Adah chaired the meeting, asking first Craig, then Mick, and finally Rae to sum up the city hall investigation. The indictments had come down, the accused had lawyered up. Lee Summers was being held without bail for the murders of Teller and Janssen. The chief evidence against him was the document Teller had made Janssen sign, admitting to collaborating with Summers in choosing his victims for the sex videos: instead of destroying it, Summers had carelessly left it in a locked drawer in his office. The Pro Terra Party-which had only been a vehicle for getting into office lawmakers whose votes would financially benefit Summers and a handful of associates-had been disbanded, although some environmentalists Hy knew were thinking of reviving it in its original incarnation. There was no tangible evidence to link Summers or any of his cohorts to my shooting, but the authorities were investigating Summers’s involvement in his daughter Alicia’s murder.

One case closed.

“The mayor,” Hy said, “is weathering the storm with his usual diplomacy.

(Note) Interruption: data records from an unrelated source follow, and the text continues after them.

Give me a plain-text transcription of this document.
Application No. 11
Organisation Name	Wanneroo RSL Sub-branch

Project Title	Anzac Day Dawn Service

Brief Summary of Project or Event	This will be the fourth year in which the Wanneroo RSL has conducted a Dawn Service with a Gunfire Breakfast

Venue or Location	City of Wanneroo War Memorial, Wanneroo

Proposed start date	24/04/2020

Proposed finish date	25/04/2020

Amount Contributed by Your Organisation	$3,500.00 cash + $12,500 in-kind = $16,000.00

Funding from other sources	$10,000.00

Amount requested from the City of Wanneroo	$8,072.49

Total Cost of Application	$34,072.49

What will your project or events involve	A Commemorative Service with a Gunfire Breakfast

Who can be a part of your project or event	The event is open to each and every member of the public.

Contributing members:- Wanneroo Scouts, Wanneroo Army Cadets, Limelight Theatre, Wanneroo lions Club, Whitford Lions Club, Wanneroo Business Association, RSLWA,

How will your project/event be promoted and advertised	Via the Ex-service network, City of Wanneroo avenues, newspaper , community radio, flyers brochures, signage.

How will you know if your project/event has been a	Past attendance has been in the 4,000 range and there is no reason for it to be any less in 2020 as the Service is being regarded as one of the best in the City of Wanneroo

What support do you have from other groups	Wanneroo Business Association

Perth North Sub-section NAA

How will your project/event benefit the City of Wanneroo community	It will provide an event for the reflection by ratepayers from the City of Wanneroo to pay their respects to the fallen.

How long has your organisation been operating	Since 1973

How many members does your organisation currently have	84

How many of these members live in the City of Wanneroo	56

City operations go on uninterrupted.”

Adah said, “Julia? Your case?”

She stood, visibly nervous. I knew why: everybody else had closed their investigations; she-a relatively new kid on the block-had hit a wall. I tried to smile reassuringly at her, but smiles were not my forte these days.

She gave a detailed synopsis of the case, holding up pictures from her file as she had the last time.

“What bothers me,” she ended, “is why Larry Peeples would leave a hundred thousand dollars at his parents’ place and not try to retrieve it till recently.”

Think, Julia. Maybe he didn’t leave it.

Maybe he couldn’t retrieve it.

“And if he attacked Dietz for it, why did he nurse her back to health?” Julia went on, “The attack was savage- no simple mugging. And the perp brought along his own bag to stash the money in. I asked the parents what Larry’s blood type is-O positive. It was AB negative in the duffel.”

Because Peeples didn’t attack her. It was the perp’s blood.

“But it stands to reason he put the money under the floor in that tack room. Whoever did it had knowledge of the place, and an excuse to be there in case somebody saw them. I called Ben Gold before I came over here, asked him for yet another follow-up interview later this afternoon. And tomorrow, I’ll talk with the parents again.”

I moved a finger toward the file-a tiny gesture, but Hy caught it and told Julia to hold it up where I could see it. She turned the pages slowly until I found what I was looking for.

Somebody else was familiar with the property. And could’ve explained away his being there.